Desafortunadamente, otros padres simplemente no tienen esta opción.
Para algunos padres, especialmente los que viven en algunas de las ciudades más importantes de nuestro país y donde la violencia escolar es más pronunciada, la escuela pública más cercana es la única opción viable para que sus hijos reciban una educación.
Además, dada la composición demográfica de las ciudades más grandes de nuestra nación, las familias de minorías son las más afectadas por la falta de opción escolar. Sin embargo, los poderosos sindicatos educativos están decididos a evitar que haya mayor opción escolar para padres y familias porque temen la competencia con escuelas privadas y charter. Los grupos de intereses especiales como estos sindicatos están más preocupados con cuidar de los intereses de sus miembros.

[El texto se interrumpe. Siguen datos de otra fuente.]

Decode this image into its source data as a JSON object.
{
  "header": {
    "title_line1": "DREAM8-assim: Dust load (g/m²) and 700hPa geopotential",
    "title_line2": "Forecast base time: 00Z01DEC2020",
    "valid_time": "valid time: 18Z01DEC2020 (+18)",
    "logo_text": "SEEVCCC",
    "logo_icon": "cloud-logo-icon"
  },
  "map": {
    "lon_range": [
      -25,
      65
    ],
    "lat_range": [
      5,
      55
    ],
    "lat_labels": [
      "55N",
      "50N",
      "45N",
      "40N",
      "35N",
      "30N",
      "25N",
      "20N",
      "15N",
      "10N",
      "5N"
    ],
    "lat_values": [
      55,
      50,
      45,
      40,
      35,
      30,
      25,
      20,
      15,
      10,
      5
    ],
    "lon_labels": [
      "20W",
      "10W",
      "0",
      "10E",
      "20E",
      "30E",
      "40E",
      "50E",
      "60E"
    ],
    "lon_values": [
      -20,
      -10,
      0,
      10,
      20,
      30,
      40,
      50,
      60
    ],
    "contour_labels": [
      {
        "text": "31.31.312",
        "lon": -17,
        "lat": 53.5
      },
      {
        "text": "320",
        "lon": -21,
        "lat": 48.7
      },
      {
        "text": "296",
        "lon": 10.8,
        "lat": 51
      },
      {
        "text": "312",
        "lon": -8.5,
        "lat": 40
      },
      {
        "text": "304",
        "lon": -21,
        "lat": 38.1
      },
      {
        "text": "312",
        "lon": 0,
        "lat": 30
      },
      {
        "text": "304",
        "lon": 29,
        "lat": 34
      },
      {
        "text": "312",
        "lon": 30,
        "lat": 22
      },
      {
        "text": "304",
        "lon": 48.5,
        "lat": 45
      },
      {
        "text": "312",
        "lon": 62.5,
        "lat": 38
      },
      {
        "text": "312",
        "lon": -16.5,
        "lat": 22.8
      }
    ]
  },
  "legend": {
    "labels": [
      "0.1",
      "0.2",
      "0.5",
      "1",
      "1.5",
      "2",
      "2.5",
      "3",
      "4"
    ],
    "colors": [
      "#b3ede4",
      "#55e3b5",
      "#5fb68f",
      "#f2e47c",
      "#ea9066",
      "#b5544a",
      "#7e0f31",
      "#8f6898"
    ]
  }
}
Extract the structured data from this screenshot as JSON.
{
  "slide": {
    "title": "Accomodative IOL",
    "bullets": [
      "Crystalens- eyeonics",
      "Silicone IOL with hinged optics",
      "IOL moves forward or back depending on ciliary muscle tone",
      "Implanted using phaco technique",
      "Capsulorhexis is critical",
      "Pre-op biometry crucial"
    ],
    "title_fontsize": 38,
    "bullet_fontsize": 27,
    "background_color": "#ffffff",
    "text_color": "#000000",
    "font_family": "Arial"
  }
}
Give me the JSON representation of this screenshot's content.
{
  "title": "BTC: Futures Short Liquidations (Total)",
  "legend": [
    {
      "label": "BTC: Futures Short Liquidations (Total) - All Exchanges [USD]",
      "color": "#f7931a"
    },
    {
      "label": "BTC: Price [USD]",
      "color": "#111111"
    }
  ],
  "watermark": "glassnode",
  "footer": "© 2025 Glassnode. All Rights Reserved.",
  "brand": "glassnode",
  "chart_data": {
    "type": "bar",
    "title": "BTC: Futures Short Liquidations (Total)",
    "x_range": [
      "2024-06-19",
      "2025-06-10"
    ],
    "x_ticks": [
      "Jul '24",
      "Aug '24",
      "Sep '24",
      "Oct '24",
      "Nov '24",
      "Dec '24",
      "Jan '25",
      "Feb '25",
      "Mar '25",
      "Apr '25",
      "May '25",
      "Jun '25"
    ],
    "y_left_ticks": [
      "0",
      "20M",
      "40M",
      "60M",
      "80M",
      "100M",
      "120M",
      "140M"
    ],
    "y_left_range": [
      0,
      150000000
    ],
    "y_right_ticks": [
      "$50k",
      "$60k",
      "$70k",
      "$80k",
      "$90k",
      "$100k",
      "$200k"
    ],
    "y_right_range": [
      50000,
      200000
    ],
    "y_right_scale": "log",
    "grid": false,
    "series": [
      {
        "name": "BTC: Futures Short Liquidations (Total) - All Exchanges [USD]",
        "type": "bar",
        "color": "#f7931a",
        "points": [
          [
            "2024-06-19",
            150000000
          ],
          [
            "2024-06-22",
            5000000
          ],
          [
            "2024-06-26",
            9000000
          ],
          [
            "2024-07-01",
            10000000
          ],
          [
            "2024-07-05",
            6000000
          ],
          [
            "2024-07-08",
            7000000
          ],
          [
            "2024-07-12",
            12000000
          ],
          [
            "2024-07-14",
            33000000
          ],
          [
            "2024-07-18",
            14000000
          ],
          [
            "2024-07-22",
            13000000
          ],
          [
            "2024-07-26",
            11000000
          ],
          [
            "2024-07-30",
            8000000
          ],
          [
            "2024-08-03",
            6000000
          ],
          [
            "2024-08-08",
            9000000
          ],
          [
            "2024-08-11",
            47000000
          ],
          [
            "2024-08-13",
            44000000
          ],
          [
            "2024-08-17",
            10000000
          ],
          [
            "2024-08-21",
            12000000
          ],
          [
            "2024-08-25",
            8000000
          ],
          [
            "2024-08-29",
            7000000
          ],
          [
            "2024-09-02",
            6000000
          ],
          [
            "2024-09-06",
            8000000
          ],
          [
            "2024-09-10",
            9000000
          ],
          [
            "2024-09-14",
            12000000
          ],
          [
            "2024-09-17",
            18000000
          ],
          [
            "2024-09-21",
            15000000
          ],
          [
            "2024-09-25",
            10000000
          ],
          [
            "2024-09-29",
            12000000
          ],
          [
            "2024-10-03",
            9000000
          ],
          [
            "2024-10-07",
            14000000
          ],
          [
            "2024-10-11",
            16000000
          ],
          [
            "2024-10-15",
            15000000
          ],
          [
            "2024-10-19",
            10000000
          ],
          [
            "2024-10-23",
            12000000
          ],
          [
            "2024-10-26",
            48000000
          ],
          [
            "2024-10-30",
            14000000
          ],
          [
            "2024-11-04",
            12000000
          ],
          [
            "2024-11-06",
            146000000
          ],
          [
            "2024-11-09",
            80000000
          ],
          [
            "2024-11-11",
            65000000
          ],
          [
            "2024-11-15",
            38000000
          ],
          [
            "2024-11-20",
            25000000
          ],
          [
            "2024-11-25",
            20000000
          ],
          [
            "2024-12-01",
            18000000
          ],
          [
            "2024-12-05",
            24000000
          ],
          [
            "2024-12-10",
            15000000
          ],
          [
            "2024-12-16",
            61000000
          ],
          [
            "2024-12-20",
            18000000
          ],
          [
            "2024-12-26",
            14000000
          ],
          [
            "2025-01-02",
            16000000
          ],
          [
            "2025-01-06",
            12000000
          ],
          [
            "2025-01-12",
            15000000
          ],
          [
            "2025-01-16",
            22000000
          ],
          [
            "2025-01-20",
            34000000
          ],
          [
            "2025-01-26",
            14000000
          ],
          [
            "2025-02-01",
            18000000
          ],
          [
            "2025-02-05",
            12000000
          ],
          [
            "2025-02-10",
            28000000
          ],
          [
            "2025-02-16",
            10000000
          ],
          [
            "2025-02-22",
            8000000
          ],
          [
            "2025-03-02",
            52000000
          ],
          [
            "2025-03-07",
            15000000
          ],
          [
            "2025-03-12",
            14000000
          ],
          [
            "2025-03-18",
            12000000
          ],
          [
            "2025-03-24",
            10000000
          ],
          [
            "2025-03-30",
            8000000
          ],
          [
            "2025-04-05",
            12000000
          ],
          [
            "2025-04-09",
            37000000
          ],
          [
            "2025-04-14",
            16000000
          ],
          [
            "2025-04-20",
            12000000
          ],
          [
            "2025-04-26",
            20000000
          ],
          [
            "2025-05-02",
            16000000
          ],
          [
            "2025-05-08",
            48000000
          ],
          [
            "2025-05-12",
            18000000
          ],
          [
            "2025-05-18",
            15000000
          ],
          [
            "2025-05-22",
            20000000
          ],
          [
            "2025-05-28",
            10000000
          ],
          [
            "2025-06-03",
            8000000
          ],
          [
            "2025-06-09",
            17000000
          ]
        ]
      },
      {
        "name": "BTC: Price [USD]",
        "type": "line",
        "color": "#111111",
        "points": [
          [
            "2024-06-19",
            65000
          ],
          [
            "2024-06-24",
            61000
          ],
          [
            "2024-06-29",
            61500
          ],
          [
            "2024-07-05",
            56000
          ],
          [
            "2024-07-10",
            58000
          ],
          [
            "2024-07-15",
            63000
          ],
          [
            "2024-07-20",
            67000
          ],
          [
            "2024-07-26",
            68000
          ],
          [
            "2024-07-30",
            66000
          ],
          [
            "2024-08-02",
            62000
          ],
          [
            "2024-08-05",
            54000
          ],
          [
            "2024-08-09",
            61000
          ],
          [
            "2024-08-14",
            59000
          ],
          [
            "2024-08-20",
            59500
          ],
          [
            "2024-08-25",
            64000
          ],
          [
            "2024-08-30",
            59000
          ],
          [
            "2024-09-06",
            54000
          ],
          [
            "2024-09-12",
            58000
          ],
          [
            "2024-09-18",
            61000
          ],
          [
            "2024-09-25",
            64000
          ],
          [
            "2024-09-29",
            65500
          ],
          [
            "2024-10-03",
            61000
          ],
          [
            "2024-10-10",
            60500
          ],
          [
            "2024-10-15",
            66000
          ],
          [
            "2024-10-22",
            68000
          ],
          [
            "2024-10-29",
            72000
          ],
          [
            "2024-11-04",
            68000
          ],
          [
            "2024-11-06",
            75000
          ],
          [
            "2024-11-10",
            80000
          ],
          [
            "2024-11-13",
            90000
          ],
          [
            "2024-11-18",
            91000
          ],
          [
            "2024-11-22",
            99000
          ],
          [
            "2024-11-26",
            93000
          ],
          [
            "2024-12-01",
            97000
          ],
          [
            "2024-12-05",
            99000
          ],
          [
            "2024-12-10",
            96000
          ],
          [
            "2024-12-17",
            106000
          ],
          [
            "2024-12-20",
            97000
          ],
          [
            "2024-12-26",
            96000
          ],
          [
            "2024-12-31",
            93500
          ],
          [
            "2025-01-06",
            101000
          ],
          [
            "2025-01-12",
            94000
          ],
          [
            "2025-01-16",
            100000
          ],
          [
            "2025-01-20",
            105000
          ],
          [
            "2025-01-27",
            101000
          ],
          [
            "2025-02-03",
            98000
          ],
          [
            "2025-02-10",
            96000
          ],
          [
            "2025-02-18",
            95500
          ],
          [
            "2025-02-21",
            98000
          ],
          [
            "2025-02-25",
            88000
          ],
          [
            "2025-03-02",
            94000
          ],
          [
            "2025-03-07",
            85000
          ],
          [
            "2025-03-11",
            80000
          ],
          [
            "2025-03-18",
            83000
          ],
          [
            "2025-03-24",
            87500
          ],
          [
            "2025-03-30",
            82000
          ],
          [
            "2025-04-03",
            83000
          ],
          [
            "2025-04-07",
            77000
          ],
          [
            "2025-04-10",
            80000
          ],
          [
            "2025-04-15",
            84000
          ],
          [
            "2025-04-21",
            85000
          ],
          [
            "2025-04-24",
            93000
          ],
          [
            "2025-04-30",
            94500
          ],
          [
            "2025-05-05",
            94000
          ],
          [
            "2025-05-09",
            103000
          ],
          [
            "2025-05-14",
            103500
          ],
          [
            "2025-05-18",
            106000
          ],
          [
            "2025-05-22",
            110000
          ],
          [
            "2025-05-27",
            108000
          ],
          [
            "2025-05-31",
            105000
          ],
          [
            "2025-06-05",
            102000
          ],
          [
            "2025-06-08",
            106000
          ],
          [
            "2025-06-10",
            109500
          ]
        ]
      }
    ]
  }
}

Los padres y las familias necesitan opciones a la hora de decidir a qué escuela enviar a sus hijos. Los padres no tendrían que sentirse constreñidos por limitaciones de recursos. En la capital de la nación, hay miles de familias esperando a que el Congreso vuelva a dar luz verde al Programa Escolar de Oportunidad de D.C. (DCOSP) y que lo amplíe. Ha sido una salvación para muchas familias ya que el programa otorga una beca de $7,500 a miles de estudiantes deseosos de escapar de las fracasadas y peligrosas escuelas del distrito. Desafortunadamente, los arraigados grupos de intereses especiales en Washington se oponen fuertemente a considerar el retorno de este popular y eficaz programa de becas que da una opción a los padres.
Hay que agradecer la suerte de que, entre los partidarios del programa DCOSP y todos los que creen en que la opción escolar es acerca de libertad y oportunidad, esté un nuevo aliado, John Boehner, el presidente de la Cámara de Representantes.
Boehner invitó recientemente a varios niños de Washington D.C. a asistir al Discurso sobre el Estado de la Unión para que escucharan al presidente Obama hablar sobre educación. Aunque obviamente la educación estaba presente en su discurso, al presidente le faltó ofrecer mayor opción escolar entre sus remedios para arreglar nuestro fracasado y peligroso sistema escolar.
Cuando estamos a punto de acabar la Semana Nacional de la Opción Escolar, recordemos que la opción escolar va más allá de permitir que los padres elijan la escuela con el mayor índice de graduación; también buscan un ambiente seguro para que el alumno aprenda.
¿Qué padre no quiere tener la tranquilidad de saber que su hijo está seguro en la escuela?